La force de Poutine ne tient pas seulement à son culot et à son cynisme d’espion, elle vient aussi de sa capacité à être la voix du malaise existentiel et géopolitique russe et à faire espérer une sortie par la force du marasme russe. Mais ce malaise montre la faiblesse au cœur de l’agressivité russe, les points sur lesquels nous devons, nous Européens, ouvrir un dialogue avec les Russes qui aspirent réellement à une désoviétisation.

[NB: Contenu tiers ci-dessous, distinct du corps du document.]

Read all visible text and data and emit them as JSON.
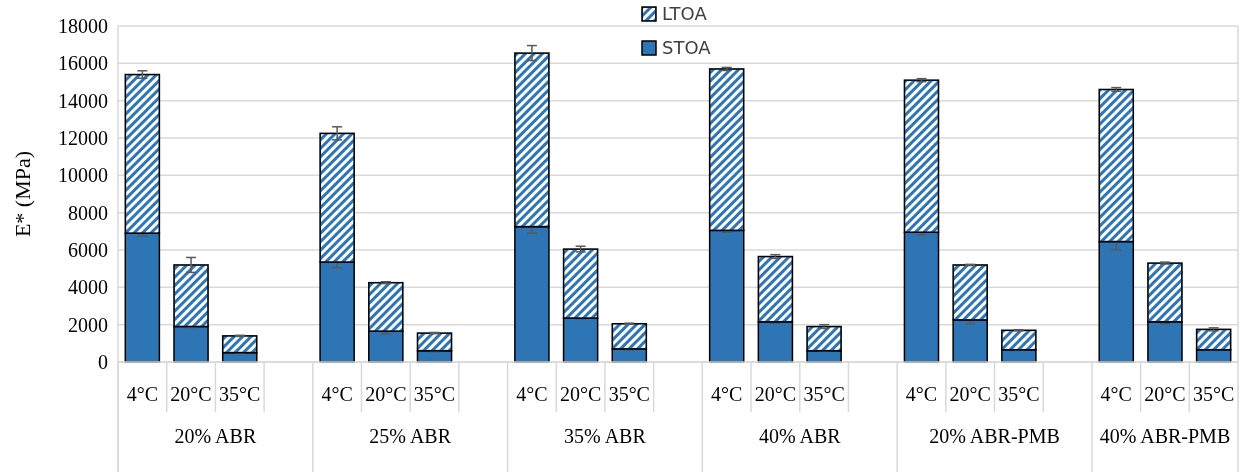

Ils ne sont pas un peuple entier comme les Ukrainiens, seulement quelques individus, mais l’avenir est avec eux. Les sanctions politiques et économiques sont nécessaires, elles seront efficaces si elles sont massives et persévérantes, mais il ne faut pas oublier un autre genre de mesure: le procès du communisme soviétique, qui ne peut advenir que de l’intérieur de la Russie.

Cet article est originellement paru en ukrainien et en anglais dans l'hebdomadaire ukrainien Ukrainski Tyzhden.